So since then I’ve been toying around with some ideas. Considering the swings and roundabouts of life, the places we choose to live our life, ‘Our corner of the world’- my favourite saying from philosopher Gaston Bachelard. I’ve been thinking of ‘Our corner of the world’ in response to place, which is a bit different for me, as normally I solely consider the private space of our homes. But instead I’m looking at the bigger picture of the area we call home. In particular the area I currently call my home- Cumbria. It transpires that my Grandma (my other grandma, on my mum’s side, not the Glaswegian one with all the figurines) was born here in Penrith and spent her early year’s just two villages away in Yanwath. My great grandparents met here in the Lake District and married just a year later. They moved to my hometown of Darwen, Lancashire five years later with my grandma and her two brothers in tow.
So I’m back to thinking about the layering of lives and the repetition of memorable moments- The repetition of memorable moments throughout the generations. As it just so happens that excitingly I’m recently engaged and we plan to marry here in The Lakes. I think the date and times of these events are going to be essential to the work. I asked my grandma to bring up some old photographs of the family and their wedding for inspiration. But I knew then that having the photographs on display in the church would be too literal, there would be no mystery to the piece.
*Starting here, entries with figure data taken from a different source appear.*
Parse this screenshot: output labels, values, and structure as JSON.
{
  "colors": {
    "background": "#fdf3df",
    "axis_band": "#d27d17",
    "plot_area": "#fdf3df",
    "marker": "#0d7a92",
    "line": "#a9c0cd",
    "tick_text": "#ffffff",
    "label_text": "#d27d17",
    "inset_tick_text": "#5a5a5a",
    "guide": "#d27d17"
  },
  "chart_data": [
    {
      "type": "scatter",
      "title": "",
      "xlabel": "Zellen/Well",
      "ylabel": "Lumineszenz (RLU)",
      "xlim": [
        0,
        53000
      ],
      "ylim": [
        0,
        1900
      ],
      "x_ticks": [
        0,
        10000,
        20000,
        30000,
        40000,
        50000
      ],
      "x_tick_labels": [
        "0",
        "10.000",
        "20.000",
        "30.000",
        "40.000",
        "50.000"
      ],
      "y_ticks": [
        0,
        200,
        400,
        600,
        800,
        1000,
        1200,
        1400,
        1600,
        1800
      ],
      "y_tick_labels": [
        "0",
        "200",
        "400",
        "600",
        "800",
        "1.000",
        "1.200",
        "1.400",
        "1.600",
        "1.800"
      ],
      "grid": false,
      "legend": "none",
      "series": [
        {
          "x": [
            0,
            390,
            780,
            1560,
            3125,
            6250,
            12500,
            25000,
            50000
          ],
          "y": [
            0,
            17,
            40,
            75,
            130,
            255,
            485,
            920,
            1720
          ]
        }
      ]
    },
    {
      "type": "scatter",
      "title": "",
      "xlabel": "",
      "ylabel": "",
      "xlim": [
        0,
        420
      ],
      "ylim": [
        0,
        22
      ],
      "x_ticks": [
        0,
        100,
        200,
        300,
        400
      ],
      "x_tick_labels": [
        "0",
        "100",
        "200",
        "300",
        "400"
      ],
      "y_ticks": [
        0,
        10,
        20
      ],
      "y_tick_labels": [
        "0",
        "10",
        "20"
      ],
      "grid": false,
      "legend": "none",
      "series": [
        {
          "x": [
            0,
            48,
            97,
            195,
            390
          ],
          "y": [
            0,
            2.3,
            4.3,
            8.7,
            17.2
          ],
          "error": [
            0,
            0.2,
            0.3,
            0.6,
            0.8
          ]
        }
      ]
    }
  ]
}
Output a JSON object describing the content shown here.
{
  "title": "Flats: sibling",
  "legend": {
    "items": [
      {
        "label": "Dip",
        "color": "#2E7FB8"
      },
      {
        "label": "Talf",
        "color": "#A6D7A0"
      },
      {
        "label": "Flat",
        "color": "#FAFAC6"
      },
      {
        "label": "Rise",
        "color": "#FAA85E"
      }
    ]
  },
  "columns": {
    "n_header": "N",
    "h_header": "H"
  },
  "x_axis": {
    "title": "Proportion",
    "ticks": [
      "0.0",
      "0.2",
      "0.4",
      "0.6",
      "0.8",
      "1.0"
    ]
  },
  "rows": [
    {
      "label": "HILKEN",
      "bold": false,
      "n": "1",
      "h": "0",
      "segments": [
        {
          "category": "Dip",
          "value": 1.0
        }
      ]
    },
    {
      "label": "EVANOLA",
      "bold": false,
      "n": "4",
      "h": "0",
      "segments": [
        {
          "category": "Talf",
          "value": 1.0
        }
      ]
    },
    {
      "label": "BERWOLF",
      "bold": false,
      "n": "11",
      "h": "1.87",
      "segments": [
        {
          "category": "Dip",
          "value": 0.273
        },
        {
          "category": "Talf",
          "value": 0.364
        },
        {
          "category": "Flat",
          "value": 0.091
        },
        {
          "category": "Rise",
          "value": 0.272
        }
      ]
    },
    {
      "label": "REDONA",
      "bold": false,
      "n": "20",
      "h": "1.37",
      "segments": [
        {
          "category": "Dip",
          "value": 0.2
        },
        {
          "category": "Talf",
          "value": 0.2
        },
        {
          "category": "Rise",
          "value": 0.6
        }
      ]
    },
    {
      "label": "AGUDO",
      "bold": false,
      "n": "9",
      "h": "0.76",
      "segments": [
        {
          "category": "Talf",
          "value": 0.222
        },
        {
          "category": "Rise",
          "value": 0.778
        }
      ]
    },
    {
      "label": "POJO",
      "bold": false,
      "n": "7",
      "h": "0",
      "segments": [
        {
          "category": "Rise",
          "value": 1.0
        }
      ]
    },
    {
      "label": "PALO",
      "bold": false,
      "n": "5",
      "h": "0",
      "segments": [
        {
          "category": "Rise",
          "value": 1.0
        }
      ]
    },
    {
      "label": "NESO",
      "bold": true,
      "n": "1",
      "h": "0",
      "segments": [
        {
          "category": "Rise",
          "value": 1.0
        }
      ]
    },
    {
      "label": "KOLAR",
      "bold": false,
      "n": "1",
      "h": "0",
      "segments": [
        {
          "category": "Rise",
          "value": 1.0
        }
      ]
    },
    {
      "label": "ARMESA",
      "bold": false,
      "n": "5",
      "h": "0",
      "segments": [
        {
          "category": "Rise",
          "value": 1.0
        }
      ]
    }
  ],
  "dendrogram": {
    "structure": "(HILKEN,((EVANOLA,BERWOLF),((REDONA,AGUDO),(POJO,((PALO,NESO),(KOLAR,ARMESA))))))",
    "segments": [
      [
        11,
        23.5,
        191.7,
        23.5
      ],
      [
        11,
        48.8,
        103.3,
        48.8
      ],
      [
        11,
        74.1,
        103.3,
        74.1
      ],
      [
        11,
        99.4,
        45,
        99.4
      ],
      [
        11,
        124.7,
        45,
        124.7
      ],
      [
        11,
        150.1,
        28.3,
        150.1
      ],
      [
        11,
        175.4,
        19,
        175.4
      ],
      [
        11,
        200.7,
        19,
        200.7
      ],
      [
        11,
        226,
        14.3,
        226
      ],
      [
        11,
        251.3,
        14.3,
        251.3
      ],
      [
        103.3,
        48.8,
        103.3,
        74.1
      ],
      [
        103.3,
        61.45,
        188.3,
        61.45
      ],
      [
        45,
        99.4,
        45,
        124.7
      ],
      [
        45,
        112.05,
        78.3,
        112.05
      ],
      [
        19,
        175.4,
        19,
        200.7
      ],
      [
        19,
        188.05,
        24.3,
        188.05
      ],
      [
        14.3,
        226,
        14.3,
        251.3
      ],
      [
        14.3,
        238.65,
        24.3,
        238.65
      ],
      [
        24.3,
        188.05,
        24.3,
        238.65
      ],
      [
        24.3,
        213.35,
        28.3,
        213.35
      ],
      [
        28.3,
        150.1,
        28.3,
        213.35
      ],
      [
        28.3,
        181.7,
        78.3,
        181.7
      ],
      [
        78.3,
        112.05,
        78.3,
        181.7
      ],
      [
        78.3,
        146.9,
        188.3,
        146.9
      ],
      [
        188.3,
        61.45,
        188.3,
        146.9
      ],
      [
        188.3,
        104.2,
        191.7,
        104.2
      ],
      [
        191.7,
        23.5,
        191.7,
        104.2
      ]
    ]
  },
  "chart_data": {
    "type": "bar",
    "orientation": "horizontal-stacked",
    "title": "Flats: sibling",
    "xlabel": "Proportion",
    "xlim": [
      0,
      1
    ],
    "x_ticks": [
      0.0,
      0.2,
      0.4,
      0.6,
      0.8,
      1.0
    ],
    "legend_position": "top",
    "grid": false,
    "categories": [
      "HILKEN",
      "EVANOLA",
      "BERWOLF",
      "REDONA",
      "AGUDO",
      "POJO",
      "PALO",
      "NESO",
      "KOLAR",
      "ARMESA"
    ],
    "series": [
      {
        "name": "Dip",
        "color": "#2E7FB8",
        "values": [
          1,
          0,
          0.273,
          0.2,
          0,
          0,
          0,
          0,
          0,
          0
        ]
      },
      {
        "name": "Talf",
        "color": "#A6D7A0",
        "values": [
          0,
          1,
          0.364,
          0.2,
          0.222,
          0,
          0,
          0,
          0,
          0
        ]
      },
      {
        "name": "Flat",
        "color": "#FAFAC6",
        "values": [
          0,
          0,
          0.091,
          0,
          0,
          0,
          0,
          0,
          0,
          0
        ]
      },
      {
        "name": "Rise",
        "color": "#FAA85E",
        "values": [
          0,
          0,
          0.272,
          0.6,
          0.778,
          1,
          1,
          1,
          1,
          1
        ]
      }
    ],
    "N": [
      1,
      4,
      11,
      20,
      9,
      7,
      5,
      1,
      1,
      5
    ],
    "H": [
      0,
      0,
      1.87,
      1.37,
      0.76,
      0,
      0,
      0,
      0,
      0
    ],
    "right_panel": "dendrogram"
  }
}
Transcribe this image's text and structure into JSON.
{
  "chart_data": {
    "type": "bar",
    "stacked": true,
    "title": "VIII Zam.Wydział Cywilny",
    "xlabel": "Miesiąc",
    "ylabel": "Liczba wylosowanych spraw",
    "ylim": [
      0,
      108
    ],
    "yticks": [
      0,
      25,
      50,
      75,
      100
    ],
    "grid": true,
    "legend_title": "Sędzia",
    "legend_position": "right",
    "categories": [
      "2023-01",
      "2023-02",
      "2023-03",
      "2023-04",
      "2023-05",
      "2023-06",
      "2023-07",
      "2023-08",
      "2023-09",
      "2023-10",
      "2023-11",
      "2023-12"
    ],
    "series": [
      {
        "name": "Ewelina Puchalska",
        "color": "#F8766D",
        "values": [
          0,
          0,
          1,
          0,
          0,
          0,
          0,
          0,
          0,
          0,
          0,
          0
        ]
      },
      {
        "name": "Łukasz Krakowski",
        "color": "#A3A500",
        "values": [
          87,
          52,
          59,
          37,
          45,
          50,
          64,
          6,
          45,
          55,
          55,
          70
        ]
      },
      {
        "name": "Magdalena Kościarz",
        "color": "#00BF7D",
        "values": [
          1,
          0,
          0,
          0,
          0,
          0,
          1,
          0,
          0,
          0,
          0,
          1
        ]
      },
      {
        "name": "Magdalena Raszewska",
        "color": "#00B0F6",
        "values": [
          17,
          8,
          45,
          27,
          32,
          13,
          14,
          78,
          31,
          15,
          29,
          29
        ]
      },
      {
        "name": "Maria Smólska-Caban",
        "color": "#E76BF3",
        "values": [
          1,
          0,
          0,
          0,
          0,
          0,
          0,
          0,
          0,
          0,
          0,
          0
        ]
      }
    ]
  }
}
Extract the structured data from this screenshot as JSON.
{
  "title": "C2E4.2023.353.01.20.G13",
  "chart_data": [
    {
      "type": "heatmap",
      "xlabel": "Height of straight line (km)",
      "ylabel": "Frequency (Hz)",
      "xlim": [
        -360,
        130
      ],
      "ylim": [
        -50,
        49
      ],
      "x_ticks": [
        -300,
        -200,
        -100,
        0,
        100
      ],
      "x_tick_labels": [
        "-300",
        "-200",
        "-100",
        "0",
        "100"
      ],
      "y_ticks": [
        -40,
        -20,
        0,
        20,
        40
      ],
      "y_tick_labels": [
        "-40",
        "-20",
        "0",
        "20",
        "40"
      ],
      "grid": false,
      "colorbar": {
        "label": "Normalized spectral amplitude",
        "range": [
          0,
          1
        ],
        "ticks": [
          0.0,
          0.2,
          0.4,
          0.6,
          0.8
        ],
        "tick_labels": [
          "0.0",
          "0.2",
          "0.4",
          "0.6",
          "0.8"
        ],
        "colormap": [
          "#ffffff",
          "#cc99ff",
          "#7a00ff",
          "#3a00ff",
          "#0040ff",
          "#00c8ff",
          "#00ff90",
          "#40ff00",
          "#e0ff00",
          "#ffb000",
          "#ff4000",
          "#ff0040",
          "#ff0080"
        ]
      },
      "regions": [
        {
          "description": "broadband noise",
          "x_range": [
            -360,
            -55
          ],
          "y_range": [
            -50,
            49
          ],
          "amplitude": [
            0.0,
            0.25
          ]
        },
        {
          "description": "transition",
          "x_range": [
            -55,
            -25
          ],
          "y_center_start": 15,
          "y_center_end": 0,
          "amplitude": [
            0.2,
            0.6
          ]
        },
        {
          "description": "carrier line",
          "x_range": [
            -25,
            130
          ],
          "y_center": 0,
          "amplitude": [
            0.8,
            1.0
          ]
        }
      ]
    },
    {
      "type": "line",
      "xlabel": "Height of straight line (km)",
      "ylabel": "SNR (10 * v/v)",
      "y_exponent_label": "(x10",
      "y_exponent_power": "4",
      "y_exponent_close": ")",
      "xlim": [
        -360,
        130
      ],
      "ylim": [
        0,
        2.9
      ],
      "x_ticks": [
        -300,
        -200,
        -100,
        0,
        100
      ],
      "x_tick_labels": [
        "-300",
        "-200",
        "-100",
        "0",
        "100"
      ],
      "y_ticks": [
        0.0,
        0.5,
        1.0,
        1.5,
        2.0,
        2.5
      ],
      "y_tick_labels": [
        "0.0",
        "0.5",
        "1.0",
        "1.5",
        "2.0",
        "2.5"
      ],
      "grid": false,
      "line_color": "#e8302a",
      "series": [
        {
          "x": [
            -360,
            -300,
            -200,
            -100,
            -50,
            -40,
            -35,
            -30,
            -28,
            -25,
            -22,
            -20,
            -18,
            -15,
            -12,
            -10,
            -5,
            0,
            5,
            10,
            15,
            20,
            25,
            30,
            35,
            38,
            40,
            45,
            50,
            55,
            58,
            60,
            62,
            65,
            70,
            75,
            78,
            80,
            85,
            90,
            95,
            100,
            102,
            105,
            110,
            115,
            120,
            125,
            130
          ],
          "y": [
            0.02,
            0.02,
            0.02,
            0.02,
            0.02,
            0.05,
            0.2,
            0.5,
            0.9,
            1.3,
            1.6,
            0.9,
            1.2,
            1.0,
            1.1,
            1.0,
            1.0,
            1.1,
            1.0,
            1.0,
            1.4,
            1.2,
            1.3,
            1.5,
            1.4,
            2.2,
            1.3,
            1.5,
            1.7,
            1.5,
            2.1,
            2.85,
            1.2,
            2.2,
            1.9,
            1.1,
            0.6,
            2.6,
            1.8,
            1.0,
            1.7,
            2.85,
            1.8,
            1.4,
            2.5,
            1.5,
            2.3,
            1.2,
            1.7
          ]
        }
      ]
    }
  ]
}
So I’ll keep thinking!
As well as that exciting news from Rheged I also had a rather exciting meeting with a lady called Christine Hurford that opened up yet another opportunity for me. Whilst volunteering with Jo at C-Art, I was told there was an exhibition on downstairs in the Old Fire Station. (The office space for Eden Arts is located in the Old Fire Station- Penrith.) I went along and was really surprised to find the exhibition displayed eerie photographs of a previous obsession of mine- abandoned buildings. I began talking to one of the Artists- Christine about how she gets into these buildings- from previous experience I know the difficulties you can be faced with. It’s well worth it though. The photographs were fantastic- cleverly mounted onto fencing well recognised as a symbol to keep out. The images Christine Hurford and Jane Peet exhibited in ‘Dereliction’ complimented one another’s investigation into the unknown brilliantly.
As the conversation went on, Christine became interested in my own art practice and later revealed she’s soon to have another exhibition at Greystoke Church- which she wondered if I’d be interested in showing some work. I was, of course, honoured to be asked- having something to work for gives any artist the drive to start making again. So as I set off up the stairs with a spring in my step, I became even more excited when I then remembered something that’s been playing on my mind for a while now. A family member of mine had posted something on Instagram about my Great-grandparents (her grandparents.) It was a newspaper clipping commemorating their 50th Wedding anniversary- and what church where they married in? – None other than Greystoke Church, Penrith. What are the chances? I’m not from Cumbria; I move here for work each summer and it’s only recently that I’ve found out that my ancestors lived here in this area. I’ve been considering making some art about this happy coincidence- and well now I have no excuse.